Salahkah Menteri Marah-Marah?

Prestasi Hj. Ir. Tri Rismaharini memang fenomenal. Mengubah metropolitan terbesar kedua tanah air yang terkenal semerawut menjadi kota yang cantik luar dalam bukan perkara mudah. Dan ternyata meskipun beliau seorang wanita, Bu Risma sanggup mewujudkannya dalam 2 periode kepemimpinannya sebagai Wali Kota Surabaya.

Salah satu karakter yang dikenal publik adalah empatinya terhadap masyarakat dan tempramennya yang mudah meledak saat melihat pejabat yang seharusnya melayani masyarakat tidak bekerja optimal.

Marah.

Ya, benar, marah atau marah-marah. Bu Risma sepertinya bukan sosok yang saat melihat sesuatu yang nggak beres lalu menyimpan, mencatat, lalu membahasnya di kantor.
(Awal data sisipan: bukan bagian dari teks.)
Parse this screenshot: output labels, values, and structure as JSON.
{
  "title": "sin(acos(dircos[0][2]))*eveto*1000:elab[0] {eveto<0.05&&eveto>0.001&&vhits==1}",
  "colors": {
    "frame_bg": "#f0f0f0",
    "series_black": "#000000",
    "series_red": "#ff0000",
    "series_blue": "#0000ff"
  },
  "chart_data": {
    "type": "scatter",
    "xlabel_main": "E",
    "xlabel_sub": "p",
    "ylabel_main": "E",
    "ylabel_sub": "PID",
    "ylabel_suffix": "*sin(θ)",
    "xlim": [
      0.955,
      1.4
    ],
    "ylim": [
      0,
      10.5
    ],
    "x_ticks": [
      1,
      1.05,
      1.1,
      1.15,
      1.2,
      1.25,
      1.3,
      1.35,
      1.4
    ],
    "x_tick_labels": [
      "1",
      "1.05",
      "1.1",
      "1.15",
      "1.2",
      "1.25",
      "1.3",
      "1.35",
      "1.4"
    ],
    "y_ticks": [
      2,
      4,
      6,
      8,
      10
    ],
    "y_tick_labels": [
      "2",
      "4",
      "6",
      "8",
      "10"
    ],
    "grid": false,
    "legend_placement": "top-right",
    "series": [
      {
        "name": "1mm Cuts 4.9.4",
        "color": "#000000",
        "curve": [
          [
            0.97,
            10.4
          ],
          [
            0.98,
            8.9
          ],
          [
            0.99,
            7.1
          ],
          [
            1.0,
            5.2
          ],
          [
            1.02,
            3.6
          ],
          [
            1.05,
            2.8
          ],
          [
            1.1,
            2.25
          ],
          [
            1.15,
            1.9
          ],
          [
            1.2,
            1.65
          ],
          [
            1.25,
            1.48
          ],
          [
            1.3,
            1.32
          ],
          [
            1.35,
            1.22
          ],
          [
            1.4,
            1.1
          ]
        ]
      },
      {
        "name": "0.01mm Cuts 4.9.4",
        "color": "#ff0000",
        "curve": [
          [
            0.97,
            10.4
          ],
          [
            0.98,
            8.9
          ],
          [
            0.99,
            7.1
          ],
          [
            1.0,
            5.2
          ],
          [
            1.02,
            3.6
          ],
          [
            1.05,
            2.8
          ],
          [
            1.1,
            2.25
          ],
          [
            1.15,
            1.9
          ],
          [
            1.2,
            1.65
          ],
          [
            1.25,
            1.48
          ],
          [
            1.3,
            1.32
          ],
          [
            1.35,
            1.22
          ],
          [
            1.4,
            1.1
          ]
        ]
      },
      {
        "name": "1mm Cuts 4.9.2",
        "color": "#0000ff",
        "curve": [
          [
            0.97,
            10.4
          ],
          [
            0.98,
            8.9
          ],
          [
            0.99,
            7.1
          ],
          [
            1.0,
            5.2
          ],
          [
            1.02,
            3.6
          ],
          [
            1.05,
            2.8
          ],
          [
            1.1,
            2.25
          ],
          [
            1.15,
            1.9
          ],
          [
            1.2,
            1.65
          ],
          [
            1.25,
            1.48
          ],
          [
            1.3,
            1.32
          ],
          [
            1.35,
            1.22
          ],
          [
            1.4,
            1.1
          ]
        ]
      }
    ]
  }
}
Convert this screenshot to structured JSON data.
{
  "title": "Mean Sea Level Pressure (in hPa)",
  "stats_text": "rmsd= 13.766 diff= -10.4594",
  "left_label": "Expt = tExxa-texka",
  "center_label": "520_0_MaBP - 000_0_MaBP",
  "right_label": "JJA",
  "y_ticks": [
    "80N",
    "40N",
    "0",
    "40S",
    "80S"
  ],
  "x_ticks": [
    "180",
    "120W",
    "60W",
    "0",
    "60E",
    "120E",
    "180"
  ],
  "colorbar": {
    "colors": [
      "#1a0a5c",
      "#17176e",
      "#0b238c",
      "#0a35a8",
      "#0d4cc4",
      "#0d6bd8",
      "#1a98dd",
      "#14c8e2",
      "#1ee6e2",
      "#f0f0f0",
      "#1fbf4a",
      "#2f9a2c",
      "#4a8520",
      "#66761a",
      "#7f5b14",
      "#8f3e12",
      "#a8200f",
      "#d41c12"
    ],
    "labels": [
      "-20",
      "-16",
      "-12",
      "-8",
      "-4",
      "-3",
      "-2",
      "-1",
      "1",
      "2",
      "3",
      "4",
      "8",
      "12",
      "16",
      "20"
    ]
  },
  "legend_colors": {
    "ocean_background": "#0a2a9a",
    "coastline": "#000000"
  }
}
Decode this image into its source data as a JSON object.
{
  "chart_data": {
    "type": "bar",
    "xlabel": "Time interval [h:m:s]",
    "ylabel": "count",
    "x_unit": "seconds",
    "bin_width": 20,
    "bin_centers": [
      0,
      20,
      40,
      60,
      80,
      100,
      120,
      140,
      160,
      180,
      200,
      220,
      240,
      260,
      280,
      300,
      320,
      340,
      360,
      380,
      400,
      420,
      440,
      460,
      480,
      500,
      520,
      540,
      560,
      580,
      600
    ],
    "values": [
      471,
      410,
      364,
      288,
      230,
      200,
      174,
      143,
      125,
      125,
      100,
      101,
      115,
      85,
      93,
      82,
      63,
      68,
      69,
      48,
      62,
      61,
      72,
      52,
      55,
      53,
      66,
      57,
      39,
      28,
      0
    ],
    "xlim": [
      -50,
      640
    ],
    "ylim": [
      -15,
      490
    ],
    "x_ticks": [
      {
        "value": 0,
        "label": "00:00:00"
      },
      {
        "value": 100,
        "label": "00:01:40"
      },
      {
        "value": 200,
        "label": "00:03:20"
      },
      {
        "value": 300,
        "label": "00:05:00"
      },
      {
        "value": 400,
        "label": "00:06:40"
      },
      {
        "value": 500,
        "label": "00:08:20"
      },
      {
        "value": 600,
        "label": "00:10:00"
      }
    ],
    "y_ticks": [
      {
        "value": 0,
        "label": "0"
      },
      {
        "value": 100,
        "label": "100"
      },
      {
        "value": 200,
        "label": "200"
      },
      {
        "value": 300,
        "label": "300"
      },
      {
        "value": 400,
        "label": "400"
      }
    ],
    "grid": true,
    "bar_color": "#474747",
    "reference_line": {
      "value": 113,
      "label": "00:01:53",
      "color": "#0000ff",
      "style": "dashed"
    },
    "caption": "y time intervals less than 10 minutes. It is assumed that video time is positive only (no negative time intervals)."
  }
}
Saat dia melihat got mampet, saat itu juga dia turun sendiri, memanggil petugas terkait, kalau perlu turut pegang cangkul, baru pergi setelah selesai. Demikian pula saat dia melihat pejabat tidak bekerja dengan benar melayani warga sesuai tugasnya. Dia akan meluapkan kemarahannya saat itu juga. Meskipun itu di depan orang banyak, dia nggak peduli.

Yang namanya karakter itu melekat. Orang-orang tua Sunda tempat saya dibesarkan bilang “Adat mah kakurung ku iga”, artinya karakter itu terkurung iga kita. Maksunya karakter seseorang itu nggak bakal, atau mungkin lebih tepatnya sangat sulit untuk diubah.

Saat dihari-hari terakhirnya memimpin Surabaya, beliau didaulat untuk membantunya menjadi Menteri Sosial menggantikan Juliari Barubara yang digeret KPK, Bu Risma sebagai Menteri Sosial tetaplah sosok yang sama dengan Bu Risma sebagai Walikota Surabaya, empati dan tempramennya sama-sama tinggi.

Di hari-hari pertama menjabat sebagai Menteri Sosial, saat melihat rakyat kesulitan empatinya membuat dia turun tangan saat itu juga. Ingat dong kasus yang kemudian dijelaskannya sebagai refleks karena kebetulan dia melihat dengan mata kepalanya sendiri dalam perjalanan dari rumah ke kantor.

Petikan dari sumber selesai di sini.